Business risk exposure
The business of PT Duta Intidaya Tbk (the “Company”) has certain operational risks, which are beyond the Company’s control. The Company strives to continuously keep these risks under control by, among others:
- operating in guidance with the standard operating procedures that have been net and across the Company’s operations;
- ensuring and effective internal control system to safeguard the Company’s operations and assets; and
- requiring all employees to sign and adhere to an integrity pact.
Financial risk exposure
The Company’s activities expose it to a variety of internal financial risks, such as foreign exchange risk, interest rate risk, credit risk and liquidity risk. Therefore, Company’s overal risk management program is designed to mitipate the impact of the unpredictability of financial market and the potential adverse effects on the Company’s financial performance.
Foreign exchange risk
The Company is exposed to foreign exchange risk which is mainly from the purchase of merchandise. The Company monitors foreign exchange fluctuations and may hedge the exposure on the foreign currency fluctuation for known and committed transactions.
Interest rate risk
The Company is exposed to interest rate risk from the possible fluctuations of rates for interest-bearing liabilities. Interest rates for borrowings can fluctuate over the borrowing period. The treasury policy sets the guideline that the interest rate exposure shall be identified and minimised/neutralised promptly.

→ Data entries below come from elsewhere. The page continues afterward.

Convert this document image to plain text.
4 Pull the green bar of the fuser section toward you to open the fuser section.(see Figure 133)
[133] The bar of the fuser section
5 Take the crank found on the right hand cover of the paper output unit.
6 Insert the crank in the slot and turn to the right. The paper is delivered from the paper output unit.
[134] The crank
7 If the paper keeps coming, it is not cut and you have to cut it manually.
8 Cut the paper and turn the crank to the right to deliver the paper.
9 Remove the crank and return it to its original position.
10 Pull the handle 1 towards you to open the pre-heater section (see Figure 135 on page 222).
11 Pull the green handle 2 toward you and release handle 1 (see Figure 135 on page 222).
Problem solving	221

The Company is exposed to credit risk primarily from cash in bank and the credit exposures given to vendors in connection with claimable sales discount and incentive and revenue from promotional activities. The Company manages the credit risk by placing its deposit in highly reputable banks and by monitoring the receivable aging and entering into transactions with reputable vendors.
Also, there is no concentration of credit risk as the company has a large number of vendors without any individually significant vendor. The Company believes the credit risk from credit cards receivables is not significant as they represent receivables from reputable banks and are generally settled within 2 (two) or 3 (three) days from the transaction date.
The maximum exposure to credit risk at the reporting date is the carrying value of each financial asset.
The Company manages its liquidity risk through regular monitoring of the projected and actual cash flows. The Company believes that the cash collection cycle enables it to meet its obligations when it falls due.
Capital risk exposure
The maintenance of sound capital structure is vital to the Company sustainability, the company’s capital management policy is desputed primarily to ensure. The Company’s ability to continue as a going concern in order to generate returns for the shareholders and benefits for other stakeholders.
To ensure a sound capital structure, the Company always takes into consideration in financial condition in paying dividends to the shareholders and issuing new shares for additional capital.
The Company periodically reviews and manages its capital structure to ensure an optimal capital structure and shareholder returns, taking into consideration future capital requirements and the capital efficiency of the Company, current and projected profitability, projected operating cash flows, projected capital expenditures, and projected strategic investment opportunities.